Why This Problem Has Been So Hard to Solve
Part of the difficulty in fixing the HOA system is that it is, technically, a private legal structure. HOAs are typically incorporated as nonprofit corporations governed by their own bylaws, covenants, conditions, and restrictions — documents that were written, in many cases, by the developers who built the community and that heavily favor centralized board authority.
Homeowners who buy into HOA communities must agree to these terms as a condition of purchase. This contractual framing has historically made courts reluctant to intervene, even in cases of clear mismanagement or procedural abuse. And because the dollar amounts in individual disputes rarely justify the cost of litigation, many residents simply give up.
The result is a governance vacuum that bad actors can exploit almost indefinitely — and a legitimate crisis of democratic accountability hiding in plain sight inside America's suburbs.
A Startup Steps In
This is the problem that a new wave of proptech and civic-tech startups is trying to solve. The approach varies by company, but the common thread is technology-enabled transparency: giving homeowners better visibility into their association's finances, streamlining and securing election processes, and creating digital platforms where residents can communicate, organize, and hold boards accountable in ways that paper notices and monthly meetings simply never could.

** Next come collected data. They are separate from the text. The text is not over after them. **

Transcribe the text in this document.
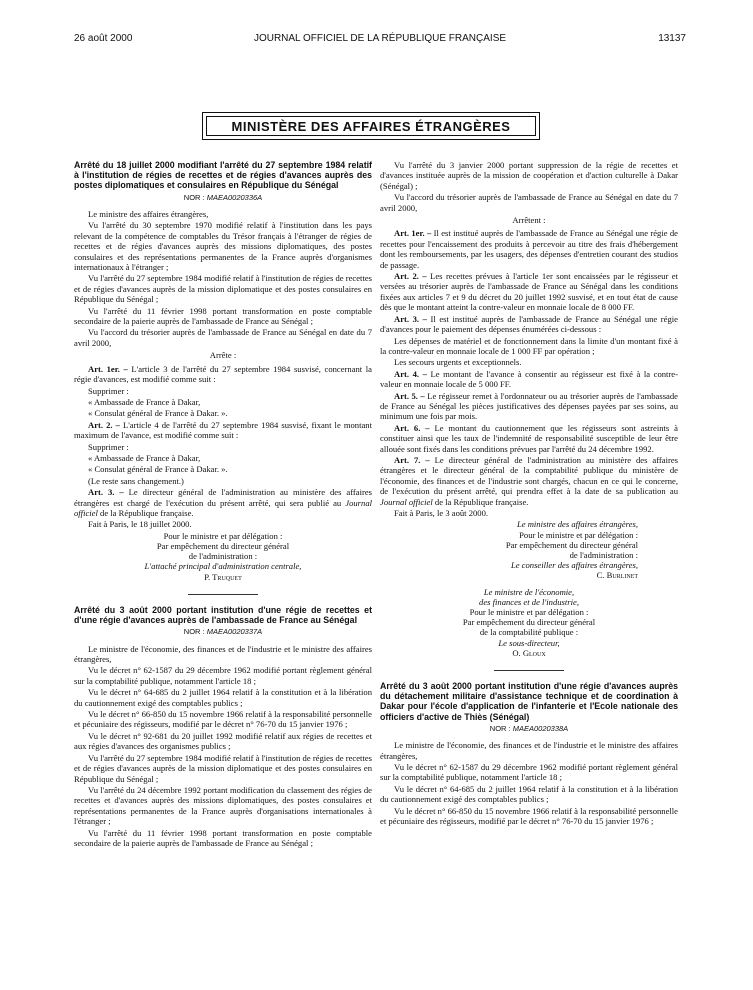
26 août 2000	JOURNAL OFFICIEL DE LA RÉPUBLIQUE FRANÇAISE	13137
MINISTÈRE DES AFFAIRES ÉTRANGÈRES
Arrêté du 18 juillet 2000 modifiant l'arrêté du 27 septembre 1984 relatif à l'institution de régies de recettes et de régies d'avances auprès des postes diplomatiques et consulaires en République du Sénégal
NOR : MAEA0020336A

Le ministre des affaires étrangères,

Vu l'arrêté du 30 septembre 1970 modifié relatif à l'institution dans les pays relevant de la compétence de comptables du Trésor français à l'étranger de régies de recettes et de régies d'avances auprès des missions diplomatiques, des postes consulaires et des représentations permanentes de la France auprès d'organismes internationaux à l'étranger ;

Vu l'arrêté du 27 septembre 1984 modifié relatif à l'institution de régies de recettes et de régies d'avances auprès de la mission diplomatique et des postes consulaires en République du Sénégal ;

Vu l'arrêté du 11 février 1998 portant transformation en poste comptable secondaire de la paierie auprès de l'ambassade de France au Sénégal ;

Vu l'accord du trésorier auprès de l'ambassade de France au Sénégal en date du 7 avril 2000,

Arrête :

Art. 1er. – L'article 3 de l'arrêté du 27 septembre 1984 susvisé, concernant la régie d'avances, est modifié comme suit :

Supprimer :

« Ambassade de France à Dakar,

« Consulat général de France à Dakar. ».

Art. 2. – L'article 4 de l'arrêté du 27 septembre 1984 susvisé, fixant le montant maximum de l'avance, est modifié comme suit :

Supprimer :

« Ambassade de France à Dakar,

« Consulat général de France à Dakar. ».

(Le reste sans changement.)

Art. 3. – Le directeur général de l'administration au ministère des affaires étrangères est chargé de l'exécution du présent arrêté, qui sera publié au Journal officiel de la République française.

Fait à Paris, le 18 juillet 2000.

Pour le ministre et par délégation :
Par empêchement du directeur général
de l'administration :
L'attaché principal d'administration centrale,
P. Truquet
Arrêté du 3 août 2000 portant institution d'une régie de recettes et d'une régie d'avances auprès de l'ambassade de France au Sénégal
NOR : MAEA0020337A

Le ministre de l'économie, des finances et de l'industrie et le ministre des affaires étrangères,

Vu le décret n° 62-1587 du 29 décembre 1962 modifié portant règlement général sur la comptabilité publique, notamment l'article 18 ;

Vu le décret n° 64-685 du 2 juillet 1964 relatif à la constitution et à la libération du cautionnement exigé des comptables publics ;

Vu le décret n° 66-850 du 15 novembre 1966 relatif à la responsabilité personnelle et pécuniaire des régisseurs, modifié par le décret n° 76-70 du 15 janvier 1976 ;

Vu le décret n° 92-681 du 20 juillet 1992 modifié relatif aux régies de recettes et aux régies d'avances des organismes publics ;

Vu l'arrêté du 27 septembre 1984 modifié relatif à l'institution de régies de recettes et de régies d'avances auprès de la mission diplomatique et des postes consulaires en République du Sénégal ;

Vu l'arrêté du 24 décembre 1992 portant modification du classement des régies de recettes et d'avances auprès des missions diplomatiques, des postes consulaires et représentations permanentes de la France auprès d'organisations internationales à l'étranger ;

Vu l'arrêté du 11 février 1998 portant transformation en poste comptable secondaire de la paierie auprès de l'ambassade de France au Sénégal ;

Vu l'arrêté du 3 janvier 2000 portant suppression de la régie de recettes et d'avances instituée auprès de la mission de coopération et d'action culturelle à Dakar (Sénégal) ;

Vu l'accord du trésorier auprès de l'ambassade de France au Sénégal en date du 7 avril 2000,

Arrêtent :

Art. 1er. – Il est institué auprès de l'ambassade de France au Sénégal une régie de recettes pour l'encaissement des produits à percevoir au titre des frais d'hébergement dont les remboursements, par les usagers, des dépenses d'entretien courant des studios de passage.

Art. 2. – Les recettes prévues à l'article 1er sont encaissées par le régisseur et versées au trésorier auprès de l'ambassade de France au Sénégal dans les conditions fixées aux articles 7 et 9 du décret du 20 juillet 1992 susvisé, et en tout état de cause dès que le montant atteint la contre-valeur en monnaie locale de 8 000 FF.

Art. 3. – Il est institué auprès de l'ambassade de France au Sénégal une régie d'avances pour le paiement des dépenses énumérées ci-dessous :

Les dépenses de matériel et de fonctionnement dans la limite d'un montant fixé à la contre-valeur en monnaie locale de 1 000 FF par opération ;

Les secours urgents et exceptionnels.

Art. 4. – Le montant de l'avance à consentir au régisseur est fixé à la contre-valeur en monnaie locale de 5 000 FF.

Art. 5. – Le régisseur remet à l'ordonnateur ou au trésorier auprès de l'ambassade de France au Sénégal les pièces justificatives des dépenses payées par ses soins, au minimum une fois par mois.

Art. 6. – Le montant du cautionnement que les régisseurs sont astreints à constituer ainsi que les taux de l'indemnité de responsabilité susceptible de leur être allouée sont fixés dans les conditions prévues par l'arrêté du 24 décembre 1992.

Art. 7. – Le directeur général de l'administration au ministère des affaires étrangères et le directeur général de la comptabilité publique du ministère de l'économie, des finances et de l'industrie sont chargés, chacun en ce qui le concerne, de l'exécution du présent arrêté, qui prendra effet à la date de sa publication au Journal officiel de la République française.

Fait à Paris, le 3 août 2000.

Le ministre des affaires étrangères,
Pour le ministre et par délégation :
Par empêchement du directeur général
de l'administration :
Le conseiller des affaires étrangères,
C. Burlinet
Le ministre de l'économie,
des finances et de l'industrie,
Pour le ministre et par délégation :
Par empêchement du directeur général
de la comptabilité publique :
Le sous-directeur,
O. Gloux
Arrêté du 3 août 2000 portant institution d'une régie d'avances auprès du détachement militaire d'assistance technique et de coordination à Dakar pour l'école d'application de l'infanterie et l'Ecole nationale des officiers d'active de Thiès (Sénégal)
NOR : MAEA0020338A

Le ministre de l'économie, des finances et de l'industrie et le ministre des affaires étrangères,

Vu le décret n° 62-1587 du 29 décembre 1962 modifié portant règlement général sur la comptabilité publique, notamment l'article 18 ;

Vu le décret n° 64-685 du 2 juillet 1964 relatif à la constitution et à la libération du cautionnement exigé des comptables publics ;

Vu le décret n° 66-850 du 15 novembre 1966 relatif à la responsabilité personnelle et pécuniaire des régisseurs, modifié par le décret n° 76-70 du 15 janvier 1976 ;
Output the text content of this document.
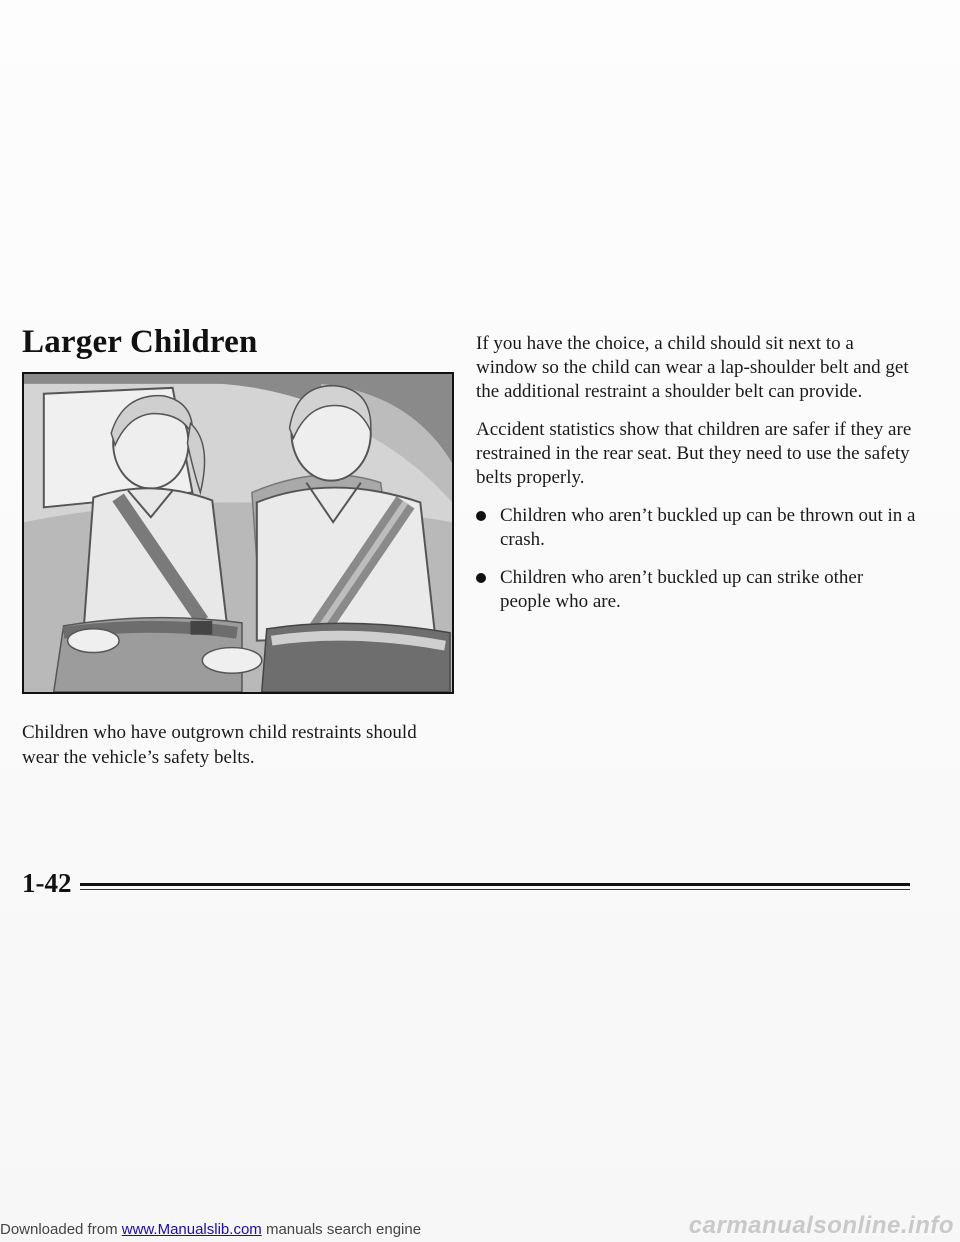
Larger Children

Children who have outgrown child restraints should wear the vehicle’s safety belts.

If you have the choice, a child should sit next to a window so the child can wear a lap-shoulder belt and get the additional restraint a shoulder belt can provide.

Accident statistics show that children are safer if they are restrained in the rear seat. But they need to use the safety belts properly.

Children who aren’t buckled up can be thrown out in a crash.
Children who aren’t buckled up can strike other people who are.
1-42
Downloaded from www.Manualslib.com manuals search engine	carmanualsonline.info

For startups entering this space, the market opportunity is enormous. Seventy-four million people living in governed communities, most of them underserved by tools that haven't materially changed in decades, represent a significant addressable market — especially as younger, more digitally fluent homeowners begin to make up a larger share of HOA communities.
What Real HOA Reform Looks Like
Technology alone won't fix a system with structural legal problems baked in at the foundation. Meaningful reform likely requires action on several fronts simultaneously.
At the legislative level, states need to strengthen homeowner rights laws — mandating financial disclosures, establishing fair election standards, and limiting the use of reserve funds and special assessments for litigation against members. California, Florida, and a handful of other states have made some progress here, but the patchwork of state-by-state rules leaves most homeowners without adequate protection.
At the community level, homeowners need better tools for organizing, documenting abuses, and making their voices heard — both inside their associations and in the state legislatures that ultimately have the power to regulate them.
And at the cultural level, the HOA needs to be reimagined not as a private enforcement mechanism for neighborhood conformity, but as a genuine form of local democratic self-governance — one that takes seriously its obligation to the people it serves.
The Bottom Line
Jonathan Gropper and Jonathan Waldman's story is not exceptional. It is, by most accounts, ordinary. Millions of American homeowners have sat across the table from unaccountable boards, received bills they didn't understand, and discovered too late that the rules were never really designed to protect them. Whether startups, legislators, or both ultimately provide the solution, one thing is increasingly clear: the HOA system, as it currently exists, is failing the people it was built to serve — and the cost of doing nothing keeps getting higher.